Doing Business in China: Taming the Dragon
China’s population has reached 1.4B— 20% of the world’s population.
And they are consuming technology like a dragon. According to a report by CNN last February, China has more than 2X as many Internet users than there are people in the US, and are on track to reach 33% of the world’s Internet users by 2018.
US companies must have an Internet presence in China to reach this booming economy. That means data storage and connectivity, which has its own set of challenges.
Companies doing business in China need to work within the restrictions in order to tame the dragon.
Moving Data in China
The first thing you need to know: the Chinese government owns the market
The business of Telecom is a monopoly in China. Companies must partner with them to do business in China.
- China Telecom — Internet service provider
- China Unicom – mobile and fixed line broadband, with nearly a half billion subscribers
- China Mobile – mobile services provider
They are owned by the government, have a fixed monopoly, and are fundamental to everything that happens in the fixed telecom and the data center market in China.
China does have 2nd tier and 3rd tier carriers and ISPs. But to sign up, everything has to go back to those 3 major carriers and therefore through the government.
For example, if a customer wants a dark fiber connection between a data center and one of the major carriers in China, the government weighs in. They want to know what kind of data will be transferred and what your objectives are. Scrutiny is an understatement, and there will be a mountain of paperwork.
Security is Very High in China Data Centers
Because the National Security Department oversees security in China’s data centers, security is very high. Many major financial Institutions come to China because security is their highest priority.
Relationships are critical to business success in China
The Chinese have a word for it: Guanxi. (Gwan shee) Though the literal translation means “relationship”, in China, it has a much wider cultural meaning.
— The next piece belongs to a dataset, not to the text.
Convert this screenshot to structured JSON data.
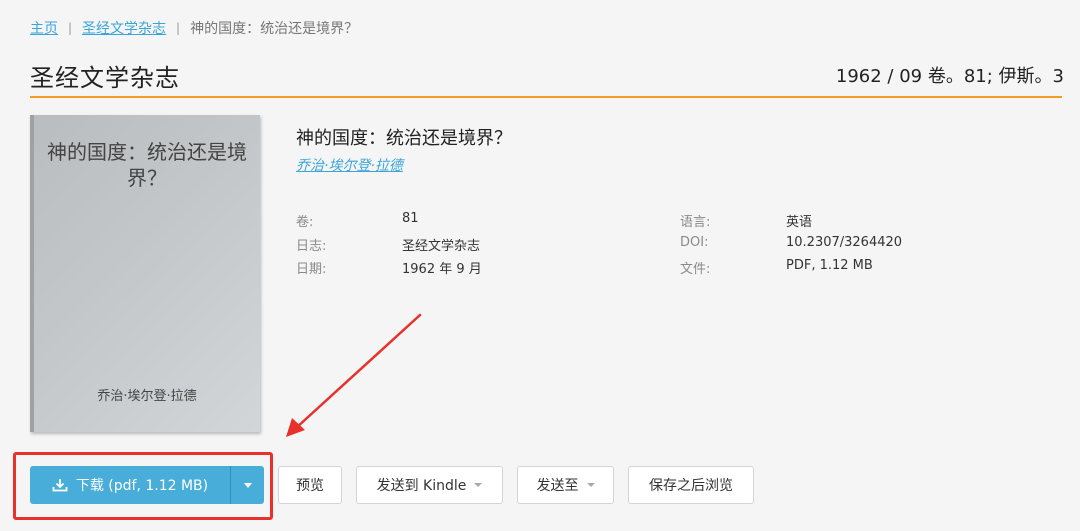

This concept is central in Chinese society and has very deep roots in their culture.
Guanxi can refer to the dynamics of centers of influence, inside information, social status and esteem.
Business relationships must be carefully cultivated, as the Chinese do not readily trust outsiders. Having Guanxi (which also means “connections”) with a partner in China is essential to doing business there.
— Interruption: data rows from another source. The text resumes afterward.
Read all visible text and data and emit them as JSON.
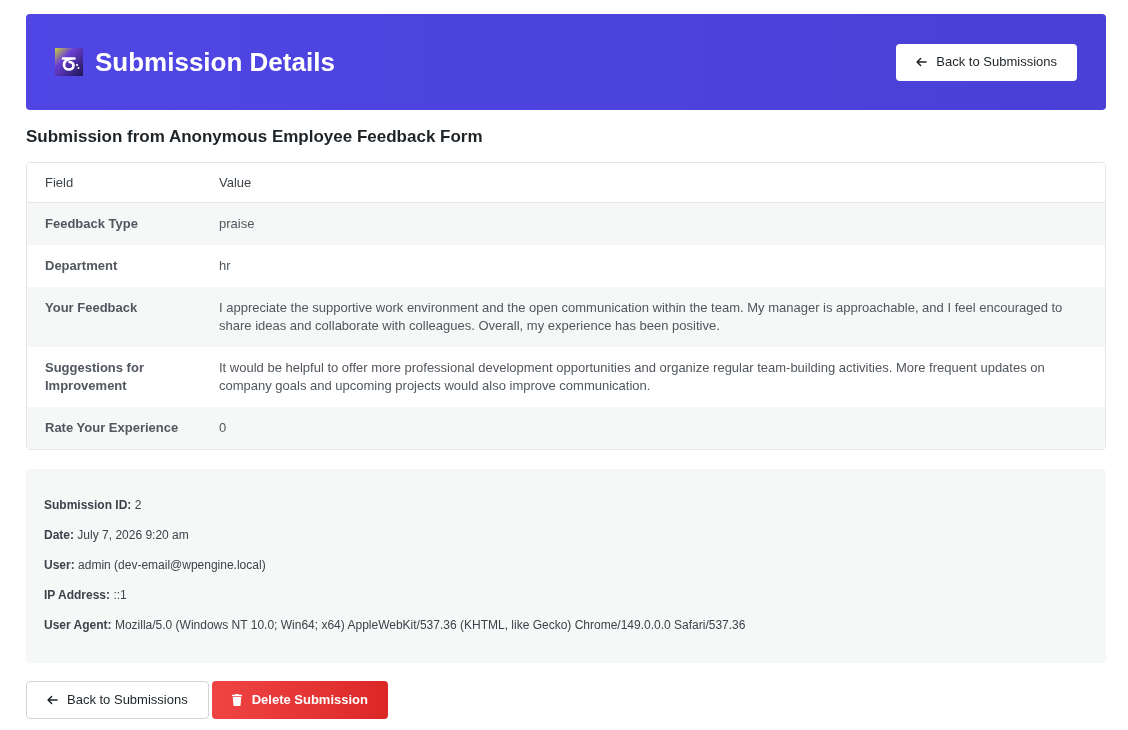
{
  "header": {
    "title": "Submission Details",
    "back_button": "Back to Submissions"
  },
  "form_title": "Submission from Anonymous Employee Feedback Form",
  "table": {
    "columns": [
      "Field",
      "Value"
    ],
    "rows": [
      {
        "field": "Feedback Type",
        "value": "praise"
      },
      {
        "field": "Department",
        "value": "hr"
      },
      {
        "field": "Your Feedback",
        "value": "I appreciate the supportive work environment and the open communication within the team. My manager is approachable, and I feel encouraged to share ideas and collaborate with colleagues. Overall, my experience has been positive."
      },
      {
        "field": "Suggestions for Improvement",
        "value": "It would be helpful to offer more professional development opportunities and organize regular team-building activities. More frequent updates on company goals and upcoming projects would also improve communication."
      },
      {
        "field": "Rate Your Experience",
        "value": "0"
      }
    ]
  },
  "meta": [
    {
      "label": "Submission ID:",
      "value": "2"
    },
    {
      "label": "Date:",
      "value": "July 7, 2026 9:20 am"
    },
    {
      "label": "User:",
      "value": "admin (dev-email@wpengine.local)"
    },
    {
      "label": "IP Address:",
      "value": "::1"
    },
    {
      "label": "User Agent:",
      "value": "Mozilla/5.0 (Windows NT 10.0; Win64; x64) AppleWebKit/537.36 (KHTML, like Gecko) Chrome/149.0.0.0 Safari/537.36"
    }
  ],
  "actions": [
    {
      "kind": "secondary",
      "label": "Back to Submissions"
    },
    {
      "kind": "danger",
      "label": "Delete Submission"
    }
  ]
}
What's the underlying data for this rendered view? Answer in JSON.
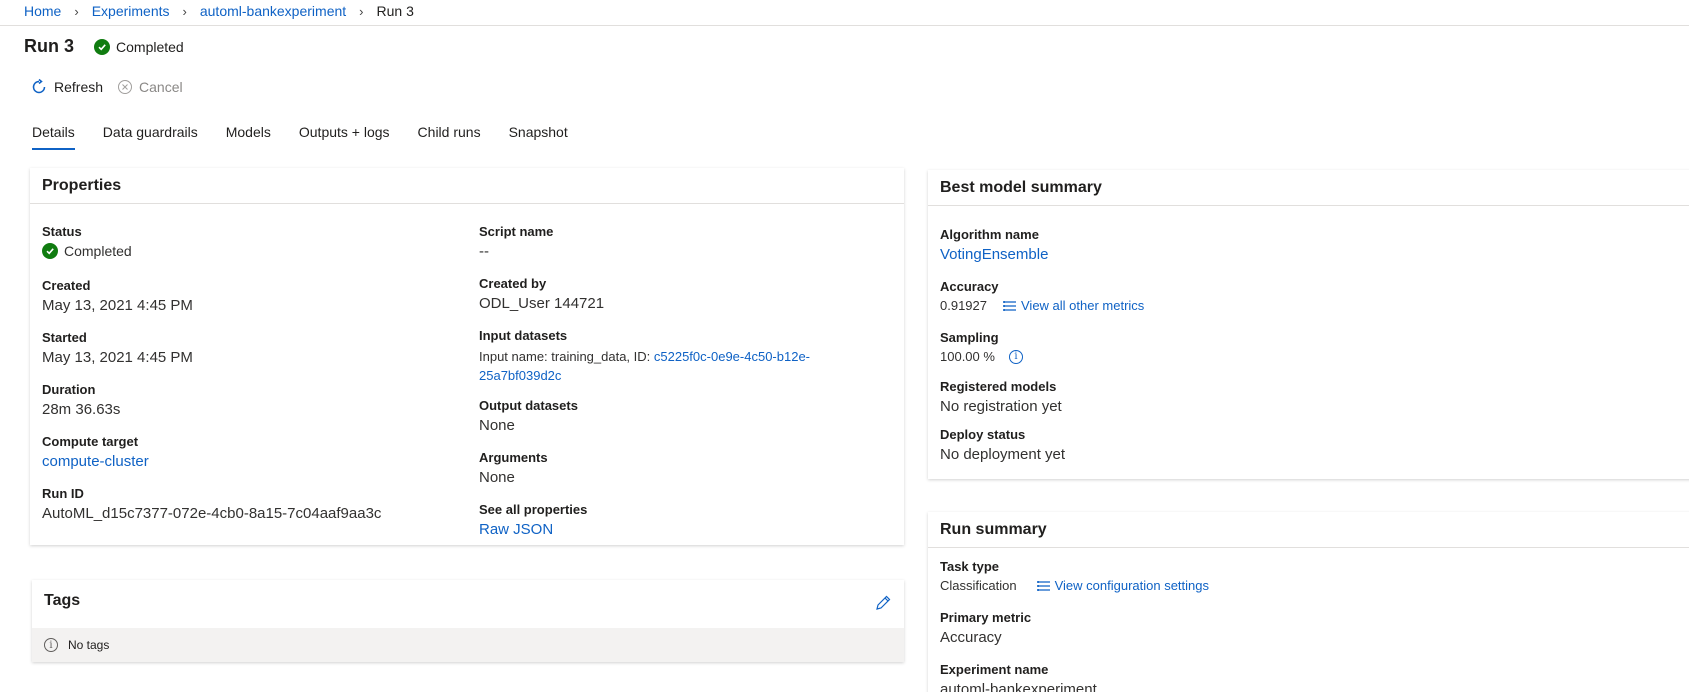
{
  "breadcrumb": {
    "home": "Home",
    "experiments": "Experiments",
    "experiment": "automl-bankexperiment",
    "current": "Run 3"
  },
  "run": {
    "title": "Run 3",
    "status": "Completed"
  },
  "toolbar": {
    "refresh": "Refresh",
    "cancel": "Cancel"
  },
  "tabs": [
    "Details",
    "Data guardrails",
    "Models",
    "Outputs + logs",
    "Child runs",
    "Snapshot"
  ],
  "properties": {
    "title": "Properties",
    "status_label": "Status",
    "status_value": "Completed",
    "created_label": "Created",
    "created_value": "May 13, 2021 4:45 PM",
    "started_label": "Started",
    "started_value": "May 13, 2021 4:45 PM",
    "duration_label": "Duration",
    "duration_value": "28m 36.63s",
    "compute_label": "Compute target",
    "compute_value": "compute-cluster",
    "runid_label": "Run ID",
    "runid_value": "AutoML_d15c7377-072e-4cb0-8a15-7c04aaf9aa3c",
    "script_label": "Script name",
    "script_value": "--",
    "createdby_label": "Created by",
    "createdby_value": "ODL_User 144721",
    "inputds_label": "Input datasets",
    "inputds_prefix": "Input name: training_data, ID: ",
    "inputds_id_part1": "c5225f0c-0e9e-4c50-b12e-",
    "inputds_id_part2": "25a7bf039d2c",
    "outputds_label": "Output datasets",
    "outputds_value": "None",
    "args_label": "Arguments",
    "args_value": "None",
    "allprops_label": "See all properties",
    "allprops_value": "Raw JSON"
  },
  "best_model": {
    "title": "Best model summary",
    "algo_label": "Algorithm name",
    "algo_value": "VotingEnsemble",
    "acc_label": "Accuracy",
    "acc_value": "0.91927",
    "acc_link": "View all other metrics",
    "sampling_label": "Sampling",
    "sampling_value": "100.00 %",
    "registered_label": "Registered models",
    "registered_value": "No registration yet",
    "deploy_label": "Deploy status",
    "deploy_value": "No deployment yet"
  },
  "run_summary": {
    "title": "Run summary",
    "task_label": "Task type",
    "task_value": "Classification",
    "task_link": "View configuration settings",
    "metric_label": "Primary metric",
    "metric_value": "Accuracy",
    "exp_label": "Experiment name",
    "exp_value": "automl-bankexperiment"
  },
  "tags": {
    "title": "Tags",
    "empty": "No tags"
  },
  "colors": {
    "accent": "#0f62c5",
    "success": "#107c10"
  }
}
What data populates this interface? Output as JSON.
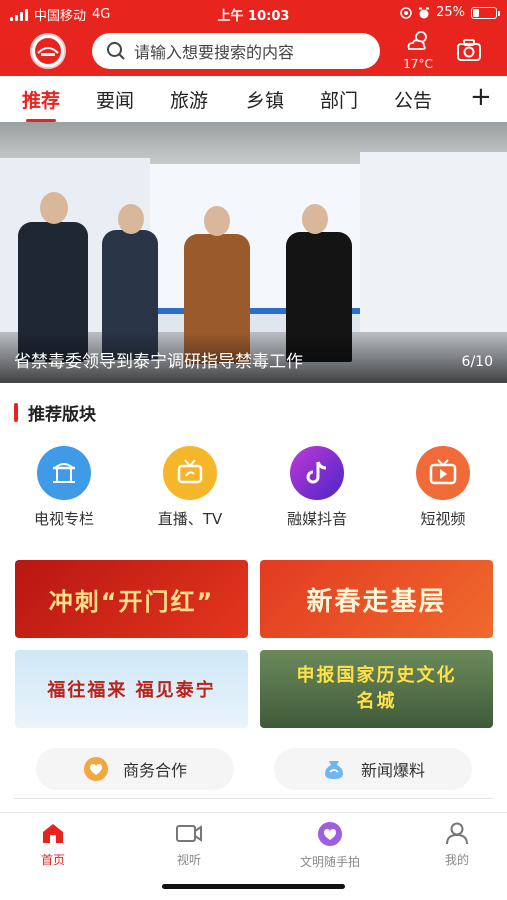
{
  "status_bar": {
    "carrier": "中国移动",
    "network": "4G",
    "time": "上午 10:03",
    "battery": "25%",
    "battery_level": 0.25
  },
  "header": {
    "search_placeholder": "请输入想要搜索的内容",
    "weather_temp": "17°C",
    "weather_icon": "cloud-sun-icon",
    "camera_icon": "camera-icon"
  },
  "tabs": [
    {
      "label": "推荐",
      "active": true
    },
    {
      "label": "要闻"
    },
    {
      "label": "旅游"
    },
    {
      "label": "乡镇"
    },
    {
      "label": "部门"
    },
    {
      "label": "公告"
    }
  ],
  "tabs_more": "+",
  "banner": {
    "caption": "省禁毒委领导到泰宁调研指导禁毒工作",
    "counter": "6/10"
  },
  "recommend": {
    "title": "推荐版块",
    "items": [
      {
        "label": "电视专栏",
        "icon": "tv-column-icon",
        "color": "#3f9be8"
      },
      {
        "label": "直播、TV",
        "icon": "live-tv-icon",
        "color": "#f5b62a"
      },
      {
        "label": "融媒抖音",
        "icon": "tiktok-icon",
        "color": "#7a2bd6"
      },
      {
        "label": "短视频",
        "icon": "short-video-icon",
        "color": "#f06a3a"
      }
    ]
  },
  "promos": [
    {
      "text": "冲刺“开门红”"
    },
    {
      "text": "新春走基层"
    },
    {
      "text": "福往福来 福见泰宁"
    },
    {
      "text": "申报国家历史文化名城"
    }
  ],
  "actions": [
    {
      "label": "商务合作",
      "icon": "heart-handshake-icon"
    },
    {
      "label": "新闻爆料",
      "icon": "tip-bag-icon"
    }
  ],
  "bottom_nav": [
    {
      "label": "首页",
      "icon": "home-icon",
      "active": true
    },
    {
      "label": "视听",
      "icon": "video-camera-icon"
    },
    {
      "label": "文明随手拍",
      "icon": "snapshot-icon"
    },
    {
      "label": "我的",
      "icon": "user-icon"
    }
  ]
}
Learn more about Darren Wu of the Shanghai Data Center
What constitutes a Partner, in a regulatory sense, is a company that is authentically Chinese
You need a data center partner familiar with the Chinese market. It’s quite specific. A partner must have a strong relationship with local and government owned companies—especially the big 3 carriers.
When choosing a partner in telecom, make sure you get a complete solution—not only colocation services. This is not sales hype. The cultural barriers can be overwhelming. You’re multiplying the challenge when you go a la carte on services, especially in China where everything is new.
Patience is Key to Doing Business in China
Everything takes many steps to complete, as the government will be sensitive to the varied aspects of any business arrangement. Companies must be prepared for reams of red tape, much of it done by hand.
The High Cost of Bandwidth in China
Customers are always surprised when they are quoted the price for Internet bandwidth in China.
It’s partly due to government involvement. Because the government sanctions pricing through their monopoly it can set the price necessary in order to do business. In general, bandwidth is expensive across the board in Asia Pacific, so when doing business in any city in China or APAC one must factor that in.
Marketing in China
Here’s where Guanxi comes in. Companies cannot openly market or exhibit at a trade show without an authentic partner. Your partner must be authentically Chinese. A large data center provider built a huge facility, but because they had problems by not adhering to rules and guidelines, they were eventually forced out for non-compliance, costing them billions.
The fact that China comprises one third of all global Internet users makes this the biggest Internet market. The potential is huge.
For the big companies, China is the market they have to capture.
If you miss a mega market like China, it means you’re left behind.
Limitations on Social Media in China
Restrictions apply especially to social media companies. Google, for instance, is not allowed in China. At least for now. Internet searchers use Baidu in China.
If your email is based on Google Gmail, you can’t operate in China, because that part of your system is not permitted inside China.
What about personal privacy? That was a huge issue in Russia recently, where the government moved up the deadline for businesses to house personal data of Russian nationals within the sovereignty of Russia.
China and Russia see eye to eye in this regard. But from the perspective of US companies—when you talk about international regulatory issues, these are the countries that you really have to sift through the details to get a true perspective.
How the language barrier affects doing business with Data Centers in China
Language is especially problematic in the data center business, where there are so many technical terms regarding technology and data.
The results of not having the ability to fully communicate can be disastrous, especially when negotiating contracts with specific terms. If you’re negotiating a contract, and you want a specific technology in the contract, but the translation is not accurate—you don’t get services.
Companies must have good translators in the NOC as well, who understand technical terms in order to help customers.
Having a truly multi-lingual translator who has a background in technology is crucial. Otherwise, misunderstandings can delay operations for long periods of time.
Given this huge growth market, companies don’t want to be left behind. Taming the dragon is not easy, but if can earn its trust, you will have good Guanxi.